Mekke’nin Kur’an-ı Kerimde geçen isimleri: 1- Mekke 2- Bekke 3- Ümmül- Kurâ 4- El Beled 5- El Beledül- Emin 6- El Belde 7- Harâmün Emin 8- Vâdi Ğayri Zî Zer’in 9- Meâd 10- Karye 11- El Mescidül- Haram
Peygamber efendimiz (s.a.v) hicret esnasında Mekke-i Mükerreme’den hicret etmek üzere ayrılırken şöyle buyurmuşlardır: Allah’a yemin ederim ki sen, Allah’ın arzlarının en hayırlısı ve en sevimlisisin.
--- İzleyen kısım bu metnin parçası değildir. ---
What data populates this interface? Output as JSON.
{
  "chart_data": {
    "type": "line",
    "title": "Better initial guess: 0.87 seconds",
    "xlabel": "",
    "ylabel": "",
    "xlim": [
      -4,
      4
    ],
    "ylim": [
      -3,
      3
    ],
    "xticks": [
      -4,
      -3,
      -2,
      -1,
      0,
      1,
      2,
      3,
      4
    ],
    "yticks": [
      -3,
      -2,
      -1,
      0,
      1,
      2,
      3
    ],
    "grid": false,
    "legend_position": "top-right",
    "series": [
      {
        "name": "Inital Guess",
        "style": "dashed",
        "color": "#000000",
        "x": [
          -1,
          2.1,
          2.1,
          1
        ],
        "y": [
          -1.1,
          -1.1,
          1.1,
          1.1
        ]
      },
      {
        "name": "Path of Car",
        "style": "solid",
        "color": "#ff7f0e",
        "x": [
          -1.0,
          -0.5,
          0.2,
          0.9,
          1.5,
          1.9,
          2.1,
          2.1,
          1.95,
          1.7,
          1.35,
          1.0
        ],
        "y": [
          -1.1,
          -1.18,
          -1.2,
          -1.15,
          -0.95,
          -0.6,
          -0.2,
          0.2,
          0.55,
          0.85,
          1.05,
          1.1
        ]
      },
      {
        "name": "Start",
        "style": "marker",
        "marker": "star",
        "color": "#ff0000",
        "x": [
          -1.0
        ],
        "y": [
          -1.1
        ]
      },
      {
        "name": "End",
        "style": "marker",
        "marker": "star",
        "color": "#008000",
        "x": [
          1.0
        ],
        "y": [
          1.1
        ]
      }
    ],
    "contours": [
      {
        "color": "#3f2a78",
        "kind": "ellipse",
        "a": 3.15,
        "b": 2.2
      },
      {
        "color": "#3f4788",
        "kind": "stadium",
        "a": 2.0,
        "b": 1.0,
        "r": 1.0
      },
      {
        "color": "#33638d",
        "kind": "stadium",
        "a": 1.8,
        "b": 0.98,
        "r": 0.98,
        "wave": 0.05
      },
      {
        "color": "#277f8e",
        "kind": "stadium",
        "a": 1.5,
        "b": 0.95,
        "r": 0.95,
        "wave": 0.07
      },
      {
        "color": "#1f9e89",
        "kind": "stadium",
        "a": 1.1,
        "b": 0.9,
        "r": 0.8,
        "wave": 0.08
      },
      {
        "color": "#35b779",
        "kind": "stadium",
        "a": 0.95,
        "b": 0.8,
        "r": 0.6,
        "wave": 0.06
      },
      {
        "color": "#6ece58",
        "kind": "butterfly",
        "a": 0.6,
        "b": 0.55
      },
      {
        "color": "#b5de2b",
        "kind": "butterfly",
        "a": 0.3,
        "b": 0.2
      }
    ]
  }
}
Ben senden çıkarılmış olmasam, senden çıkmazdım.
1- PEYGAMBERİMİZ’İN (S.A.V) DOĞDUĞU EV
Alemlere rahmet olarak gönderilen sevgili peygamberimiz, milâdi 571 yılı Nisanının 20’sine isâbet eden Rabîu-l Evvel ayının 12’nci Pazartesi gecesi tan yeri ağarırken Mekke’de şu an kütüphâne olarak kullanılan evde dünyâ’yı şereflendirdi.
Peygamber efendimiz hicretleri esnâsında bu mübârek evi Hazret-i Ali efendimizin kardeşi (Ukayl) e hediye etmiş. Ukayl’in evlatları da Haccac’ın kardeşine satmışlardır. Bilâhere Harun Reşit’ in Annesi satın alarak burayı yenileyip mescid hâline getirmiştir. Kânuni Sultan Süleyman zamanında yeniden yıkılıp yapılmıştır. Şu anda evkaf kütüphanesi olarak kullanılmaktadır.
Diğer mübarek haneler mescid-i haramın genişlemesiyle yıkılıp mescid-i harama dâhil edilmiş, bir kısmı çarşı ve yollara katılmıştır. (Mufassal İslam ilmihali 125)
Rasülüllâh’ın doğduğu, bir çok harikulâde hâdisenin cereyan ettiği o mübarek mekânı ziyâret etmek ve O’na salât-ü selâm okumak elbette rahmet ve şefâate vesîle olacaktır.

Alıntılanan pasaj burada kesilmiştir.